Fresh Coast Capital redevelops large tracts of vacant, blighted and contaminated land in the Midwest and Rust Belt into working landscapes composed of tree farms, floriculture, urban agriculture and green infrastructure projects.
"I am thrilled to welcome Fresh Coast Capital to the City of St. Louis to help our community breathe new life into some of our vacant and abandoned land," Mayor Slay said. "Fresh Coast's urban tree farms will turn 42 unused lots from a liability that costs the City thousands of dollars a year to maintain to an asset for the community. This innovative reuse of land will create a more sustainable, resilient neighborhood."
In accordance with the Mayor's Sustainability Action Agenda on Urban Character, Vitality &Ecology, the City's Land Reutilization Authority (LRA) has made 42 parcels of LRA-owned land available for just $1 to Fresh Coast Capital for its smart, productive, creative re-use of the land.
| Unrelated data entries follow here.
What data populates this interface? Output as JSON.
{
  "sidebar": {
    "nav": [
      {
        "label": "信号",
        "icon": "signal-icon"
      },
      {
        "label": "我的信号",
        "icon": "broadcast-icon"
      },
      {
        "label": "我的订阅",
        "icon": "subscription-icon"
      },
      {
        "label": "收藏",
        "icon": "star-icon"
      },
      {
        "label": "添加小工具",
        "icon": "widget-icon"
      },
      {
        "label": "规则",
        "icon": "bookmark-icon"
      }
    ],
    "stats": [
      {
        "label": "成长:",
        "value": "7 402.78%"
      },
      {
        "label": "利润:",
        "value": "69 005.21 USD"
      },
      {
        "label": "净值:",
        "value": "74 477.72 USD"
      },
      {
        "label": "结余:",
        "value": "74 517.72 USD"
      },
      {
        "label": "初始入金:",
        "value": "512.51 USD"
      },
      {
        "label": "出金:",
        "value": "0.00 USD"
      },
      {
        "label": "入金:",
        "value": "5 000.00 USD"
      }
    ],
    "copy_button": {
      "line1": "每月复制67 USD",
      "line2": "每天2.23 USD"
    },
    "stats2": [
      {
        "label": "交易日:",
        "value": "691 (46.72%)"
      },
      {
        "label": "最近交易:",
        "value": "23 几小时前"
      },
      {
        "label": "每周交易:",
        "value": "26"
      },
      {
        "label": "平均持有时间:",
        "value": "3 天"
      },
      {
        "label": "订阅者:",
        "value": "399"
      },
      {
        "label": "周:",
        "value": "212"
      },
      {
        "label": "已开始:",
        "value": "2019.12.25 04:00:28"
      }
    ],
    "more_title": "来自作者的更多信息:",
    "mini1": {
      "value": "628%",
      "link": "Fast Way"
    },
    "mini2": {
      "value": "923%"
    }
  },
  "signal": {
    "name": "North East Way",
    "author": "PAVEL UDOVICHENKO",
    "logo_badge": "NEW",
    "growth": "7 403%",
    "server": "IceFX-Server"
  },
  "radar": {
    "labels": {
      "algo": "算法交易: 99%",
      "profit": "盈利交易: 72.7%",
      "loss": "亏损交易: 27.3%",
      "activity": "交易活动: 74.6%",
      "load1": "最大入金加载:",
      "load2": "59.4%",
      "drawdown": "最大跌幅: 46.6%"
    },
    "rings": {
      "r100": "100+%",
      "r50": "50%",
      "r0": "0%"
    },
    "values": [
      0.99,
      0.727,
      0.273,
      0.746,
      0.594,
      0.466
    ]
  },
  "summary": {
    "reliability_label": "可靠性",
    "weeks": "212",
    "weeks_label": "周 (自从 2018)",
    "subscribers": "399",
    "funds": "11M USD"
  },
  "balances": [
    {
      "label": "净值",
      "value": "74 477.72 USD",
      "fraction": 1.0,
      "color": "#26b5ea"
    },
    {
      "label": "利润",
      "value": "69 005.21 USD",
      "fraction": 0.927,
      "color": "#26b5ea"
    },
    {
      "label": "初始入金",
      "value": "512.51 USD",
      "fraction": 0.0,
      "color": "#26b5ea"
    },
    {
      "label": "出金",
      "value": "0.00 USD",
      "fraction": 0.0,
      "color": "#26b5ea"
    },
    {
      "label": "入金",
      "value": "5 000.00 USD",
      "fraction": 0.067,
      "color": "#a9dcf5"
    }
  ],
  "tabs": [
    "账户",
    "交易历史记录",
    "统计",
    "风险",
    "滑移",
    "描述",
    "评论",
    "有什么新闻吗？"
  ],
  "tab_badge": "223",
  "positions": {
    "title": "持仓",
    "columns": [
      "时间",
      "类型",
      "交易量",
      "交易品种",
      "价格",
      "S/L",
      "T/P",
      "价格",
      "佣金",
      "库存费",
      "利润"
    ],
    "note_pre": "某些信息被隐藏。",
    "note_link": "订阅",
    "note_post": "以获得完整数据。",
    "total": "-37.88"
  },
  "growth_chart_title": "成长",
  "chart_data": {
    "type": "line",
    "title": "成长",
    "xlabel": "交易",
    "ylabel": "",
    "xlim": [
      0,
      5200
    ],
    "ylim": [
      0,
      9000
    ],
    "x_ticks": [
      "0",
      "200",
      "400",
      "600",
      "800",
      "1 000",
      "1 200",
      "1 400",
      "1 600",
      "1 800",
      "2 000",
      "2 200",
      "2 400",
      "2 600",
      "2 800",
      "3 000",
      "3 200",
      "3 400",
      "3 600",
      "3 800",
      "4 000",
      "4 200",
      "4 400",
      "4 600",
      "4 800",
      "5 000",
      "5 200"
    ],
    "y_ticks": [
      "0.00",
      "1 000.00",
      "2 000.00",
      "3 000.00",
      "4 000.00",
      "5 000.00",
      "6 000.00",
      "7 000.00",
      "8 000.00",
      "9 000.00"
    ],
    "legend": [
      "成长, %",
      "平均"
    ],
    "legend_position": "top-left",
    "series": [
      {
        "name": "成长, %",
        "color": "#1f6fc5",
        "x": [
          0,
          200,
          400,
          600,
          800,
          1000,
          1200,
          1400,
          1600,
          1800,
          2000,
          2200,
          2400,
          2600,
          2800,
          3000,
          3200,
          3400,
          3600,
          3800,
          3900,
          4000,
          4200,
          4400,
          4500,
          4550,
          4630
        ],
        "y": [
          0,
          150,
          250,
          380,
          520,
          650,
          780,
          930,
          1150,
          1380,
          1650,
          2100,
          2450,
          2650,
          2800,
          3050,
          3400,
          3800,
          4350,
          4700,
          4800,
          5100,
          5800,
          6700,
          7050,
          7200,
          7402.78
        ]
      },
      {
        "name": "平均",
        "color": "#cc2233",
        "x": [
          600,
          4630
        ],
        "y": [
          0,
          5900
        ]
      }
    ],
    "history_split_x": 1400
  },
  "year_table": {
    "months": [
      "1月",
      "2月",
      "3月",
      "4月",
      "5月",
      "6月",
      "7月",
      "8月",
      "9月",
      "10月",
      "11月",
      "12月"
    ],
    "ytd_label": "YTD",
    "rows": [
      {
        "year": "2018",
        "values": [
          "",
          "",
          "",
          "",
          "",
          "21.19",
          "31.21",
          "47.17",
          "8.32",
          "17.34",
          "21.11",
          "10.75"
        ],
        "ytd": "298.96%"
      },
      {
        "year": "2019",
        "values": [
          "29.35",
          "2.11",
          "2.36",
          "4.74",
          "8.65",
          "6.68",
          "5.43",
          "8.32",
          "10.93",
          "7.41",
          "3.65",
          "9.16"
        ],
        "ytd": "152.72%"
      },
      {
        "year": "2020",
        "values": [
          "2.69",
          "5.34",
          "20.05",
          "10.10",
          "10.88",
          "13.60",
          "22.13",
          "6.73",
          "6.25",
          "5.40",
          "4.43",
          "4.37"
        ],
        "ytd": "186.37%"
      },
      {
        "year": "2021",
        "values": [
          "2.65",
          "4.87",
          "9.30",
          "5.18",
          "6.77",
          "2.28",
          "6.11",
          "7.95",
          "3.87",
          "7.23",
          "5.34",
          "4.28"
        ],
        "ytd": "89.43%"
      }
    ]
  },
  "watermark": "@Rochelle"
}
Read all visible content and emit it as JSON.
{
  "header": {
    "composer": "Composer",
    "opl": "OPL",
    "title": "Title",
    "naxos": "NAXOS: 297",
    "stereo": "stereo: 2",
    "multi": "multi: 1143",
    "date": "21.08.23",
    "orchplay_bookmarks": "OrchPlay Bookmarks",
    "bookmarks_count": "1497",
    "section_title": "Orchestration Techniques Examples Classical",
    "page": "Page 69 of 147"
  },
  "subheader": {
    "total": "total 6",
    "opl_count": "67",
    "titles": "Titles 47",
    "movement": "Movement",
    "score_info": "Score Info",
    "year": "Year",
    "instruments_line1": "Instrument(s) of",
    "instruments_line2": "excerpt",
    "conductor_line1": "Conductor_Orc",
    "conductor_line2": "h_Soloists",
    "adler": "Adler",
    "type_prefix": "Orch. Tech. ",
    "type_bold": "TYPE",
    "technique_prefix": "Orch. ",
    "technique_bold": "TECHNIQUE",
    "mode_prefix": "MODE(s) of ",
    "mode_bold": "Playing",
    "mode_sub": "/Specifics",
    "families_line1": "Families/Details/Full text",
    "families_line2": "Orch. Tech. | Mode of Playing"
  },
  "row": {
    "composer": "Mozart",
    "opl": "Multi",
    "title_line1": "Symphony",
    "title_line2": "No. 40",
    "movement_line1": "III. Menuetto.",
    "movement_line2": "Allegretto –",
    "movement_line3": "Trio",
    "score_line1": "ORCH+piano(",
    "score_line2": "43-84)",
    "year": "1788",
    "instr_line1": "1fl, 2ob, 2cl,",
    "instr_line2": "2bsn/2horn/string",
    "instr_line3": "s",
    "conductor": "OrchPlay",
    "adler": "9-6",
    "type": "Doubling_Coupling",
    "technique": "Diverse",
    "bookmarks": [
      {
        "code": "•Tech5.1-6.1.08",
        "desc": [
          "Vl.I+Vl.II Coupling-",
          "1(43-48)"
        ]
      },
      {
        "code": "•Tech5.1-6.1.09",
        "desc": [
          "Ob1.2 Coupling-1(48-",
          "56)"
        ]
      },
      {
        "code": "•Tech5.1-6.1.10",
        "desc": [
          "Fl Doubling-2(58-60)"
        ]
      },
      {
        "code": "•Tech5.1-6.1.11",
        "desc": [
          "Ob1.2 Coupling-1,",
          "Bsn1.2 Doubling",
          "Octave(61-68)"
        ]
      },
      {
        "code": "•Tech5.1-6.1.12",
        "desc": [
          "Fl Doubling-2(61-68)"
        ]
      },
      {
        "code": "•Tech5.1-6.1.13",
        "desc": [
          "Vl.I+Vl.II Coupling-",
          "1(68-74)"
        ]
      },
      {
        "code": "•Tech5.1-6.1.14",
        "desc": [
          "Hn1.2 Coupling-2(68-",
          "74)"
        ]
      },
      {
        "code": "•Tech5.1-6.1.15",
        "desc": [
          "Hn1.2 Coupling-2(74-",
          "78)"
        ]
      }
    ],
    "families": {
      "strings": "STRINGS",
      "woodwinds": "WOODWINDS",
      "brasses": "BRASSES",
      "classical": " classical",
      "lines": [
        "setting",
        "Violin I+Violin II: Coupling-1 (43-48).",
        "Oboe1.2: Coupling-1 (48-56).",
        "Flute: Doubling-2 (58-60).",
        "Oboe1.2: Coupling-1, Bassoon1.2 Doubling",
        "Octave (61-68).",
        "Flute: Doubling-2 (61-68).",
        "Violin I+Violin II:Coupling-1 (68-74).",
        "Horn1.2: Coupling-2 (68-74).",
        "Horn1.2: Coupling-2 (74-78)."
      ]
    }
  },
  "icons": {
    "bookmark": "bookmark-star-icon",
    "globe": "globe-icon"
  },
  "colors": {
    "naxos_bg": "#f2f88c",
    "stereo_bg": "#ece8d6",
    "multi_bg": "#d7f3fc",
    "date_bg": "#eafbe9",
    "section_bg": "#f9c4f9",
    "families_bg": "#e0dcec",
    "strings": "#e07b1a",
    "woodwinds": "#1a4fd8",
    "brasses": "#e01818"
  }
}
Fresh Coast's $1 million project fund, announced from St. Louis, will be deployed to implement 60 acres of pilot projects across six cities, which equates to an estimated 27,000 trees planted and 28 million pounds of carbon dioxide sequestered over 15 years. New Fresh Coast cities include:
- City of St. Louis
- Kansas City, MO
- Elkhart, IN
- Gary, IN
- Battle Creek, MI
- Flint, MI
- Youngstown, OH
Mayor Francis Slay
Nicole Chavas, CEO and Co-Founder, Fresh Coast Capital
April Mendez, Co-Founder, Fresh Coast Capital
Alderman Jeffrey Boyd, 22nd Ward
Otis Williams, Executive Director, St. Louis Development Corporation
Thursday, March 24, 2016
2838 Clara Avenue (cross street is St. Edwards Avenue)
St. Louis, MO 63120
The City of St. Louis has the oldest land bank in the United States. The Land Reutilization Authority was established in 1971 to take over properties that private landowners no longer wanted or had abandoned. When a property owner fails to pay taxes for five years, the City's Collector of Revenue may sue and foreclose. There are at least five public tax foreclosure sales per year. Any properties not sold at the foreclosure sale are transferred into the LRA inventory to be maintained, marketed and sold.